Tuesday, February 21, 2017

yine gümüşlük'teyiz

1 hafta oldu. yılbaşından sonra istanbul'a dönmüştük. şubat tatilinde izmir'de olmayı planlıyordum. bizim kızlar öğretmen oldukları için tatilde hepsinin izmir'de olacağını düşünmüş böylece hep birlikte görüşebilmeyi planlamıştım. daha doğrusu planladığımı sanmıştım. buluşmayı yaptık ama başka bir şekilde.

19 ocak'ta anneannemi kaybettim. bu yazıyı yazmak bile çok zor. düşünmemeye çalışıyorum. çünkü düşündüğüm anda gözlerimden yaşlar akıyor. hayata devam etme gücüm kayboluyor. hayatımdaki sayılı insanlardan biri ve sanırım dünyada en sevdiği kişi bendim. her şey anlamını yitiriyor, tüm geçmişim siliniyor gibi. daha ciciannemin kaybına alışamamışken ki 3 yıl oldu, bir yenisine daha alışmak çok zor. neyseki beni anneannem büyüttüğü için ruhumdaki anneannelik genleri sayesinde isyan etmemeyi, kabullenme gücünü bulmayı başarabiliyorum.

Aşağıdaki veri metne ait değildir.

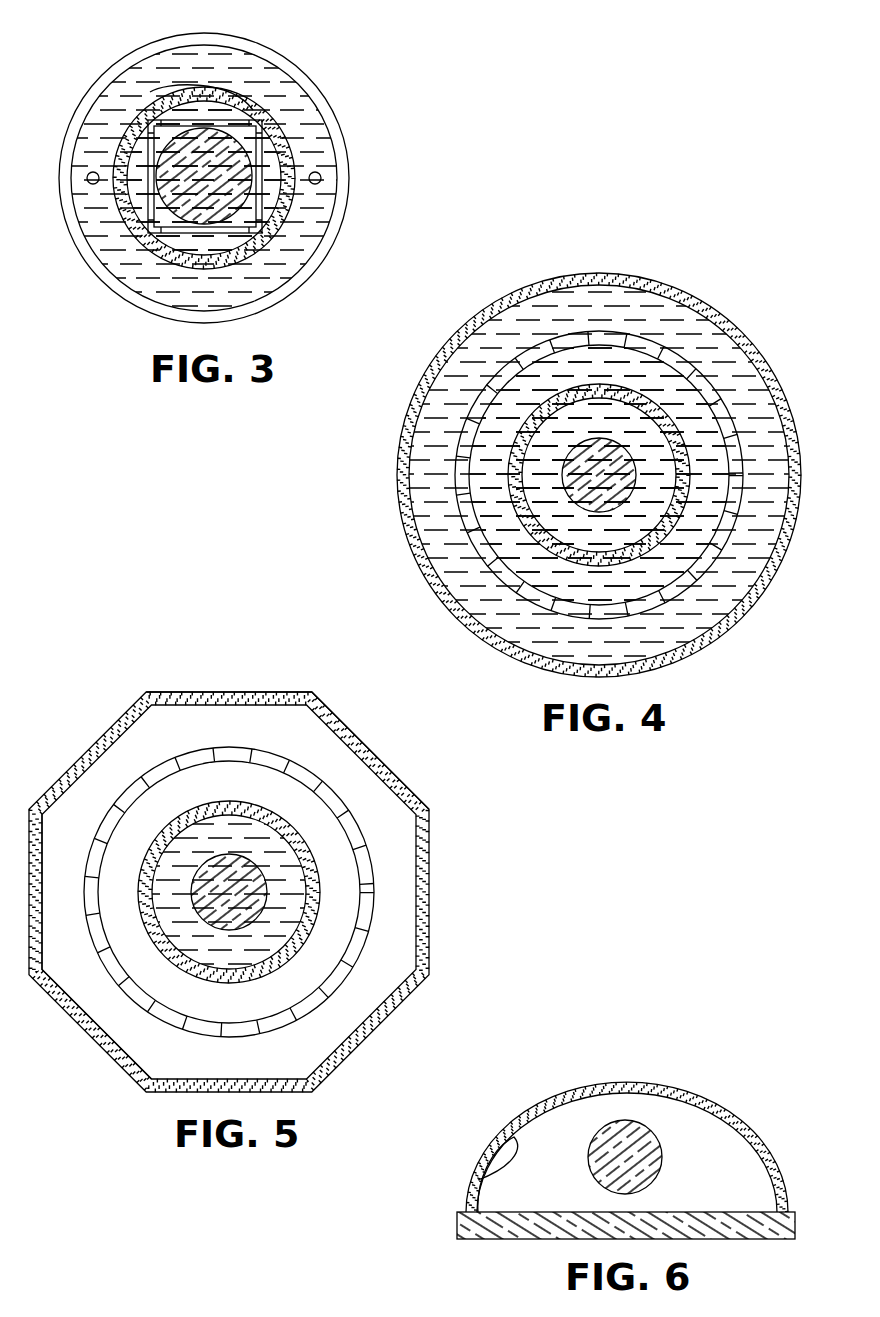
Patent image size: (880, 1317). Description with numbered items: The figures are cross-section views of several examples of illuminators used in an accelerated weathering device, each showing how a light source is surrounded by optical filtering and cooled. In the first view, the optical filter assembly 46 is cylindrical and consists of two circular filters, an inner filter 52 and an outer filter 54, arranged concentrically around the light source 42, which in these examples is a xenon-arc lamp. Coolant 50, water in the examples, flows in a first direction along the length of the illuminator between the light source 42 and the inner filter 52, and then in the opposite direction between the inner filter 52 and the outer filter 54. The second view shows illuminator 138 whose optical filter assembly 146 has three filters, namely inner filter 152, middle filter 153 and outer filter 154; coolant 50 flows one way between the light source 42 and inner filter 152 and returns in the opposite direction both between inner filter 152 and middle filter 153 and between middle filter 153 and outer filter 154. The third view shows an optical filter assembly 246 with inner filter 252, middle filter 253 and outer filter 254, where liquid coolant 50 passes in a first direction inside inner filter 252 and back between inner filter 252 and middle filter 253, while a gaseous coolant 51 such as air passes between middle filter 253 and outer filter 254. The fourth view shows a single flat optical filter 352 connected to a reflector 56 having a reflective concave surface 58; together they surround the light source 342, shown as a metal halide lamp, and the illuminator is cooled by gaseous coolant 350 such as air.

In FIG. 3, the light source 42 is at (170, 132).
In FIG. 4, the light source 42 is at (594, 430).
In FIG. 5, the light source 42 is at (211, 859).
In FIG. 3, the optical filter assembly 46 is at (208, 171).
In FIG. 3, the coolant 50 is at (125, 195).
In FIG. 4, the coolant 50 is at (538, 415).
In FIG. 5, the coolant 50 is at (164, 861).
In FIG. 5, the gaseous coolant 51 is at (111, 1049).
In FIG. 3, the inner filter 52 is at (285, 174).
In FIG. 3, the outer filter 54 is at (302, 265).
In FIG. 6, the reflector 56 is at (645, 1073).
In FIG. 6, the reflective concave surface 58 is at (477, 1164).
In FIG. 4, the illuminator 138 is at (568, 465).
In FIG. 5, the illuminator 138 is at (283, 865).
In FIG. 6, the illuminator 138 is at (620, 1156).
In FIG. 4, the optical filter assembly 146 is at (723, 627).
In FIG. 4, the inner filter 152 is at (501, 462).
In FIG. 4, the middle filter 153 is at (448, 502).
In FIG. 4, the outer filter 154 is at (458, 588).
In FIG. 5, the optical filter assembly 246 is at (428, 923).
In FIG. 5, the inner filter 252 is at (303, 926).
In FIG. 5, the middle filter 253 is at (307, 1003).
In FIG. 5, the outer filter 254 is at (374, 754).
In FIG. 6, the light source 342 is at (602, 1127).
In FIG. 6, the gaseous coolant 350 is at (694, 1137).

yukarıdaki foto şöyle: teyzemin nişan koçu gelmiş. ayaktakiler soldan sağa: annem, teyzem, anneannem, ciciannem. oturanlar ise ninem ve kazım dedem. burası menemen, sene tahminen 70-71. ben doğduğumda bizimkiler bu evde değillerdi, aynı mahallede şimdiki evimizdeydiler. ancak bu ev komşumuza satıldığı için ben de pek çok kez bu evde bulundum :) tabi arkada görünen veranda kapalı oda haline gelmişti ve merdivenler normal beton merdivene dönüşmüştü. züber dede ve ikbal teyze'nin evi. sanırım doğrusu zübeyir ama biz züber dede derdik. tekerlemeler söyleyip beni ve mahallenin çocuklarını güldürürdü.
konuya dönersek ninem ve dedem selanik'ten gelmişler. manastır'ın estefanya köyü'nden. dedem balcı bayram'ın oğlu. işte anne tarafından tüm ailem bu kadar. şimdi sadece annem ve teyzem var. kazım dedemi hiç görmedim. ninem 1996'da vefat etti. böyle işte.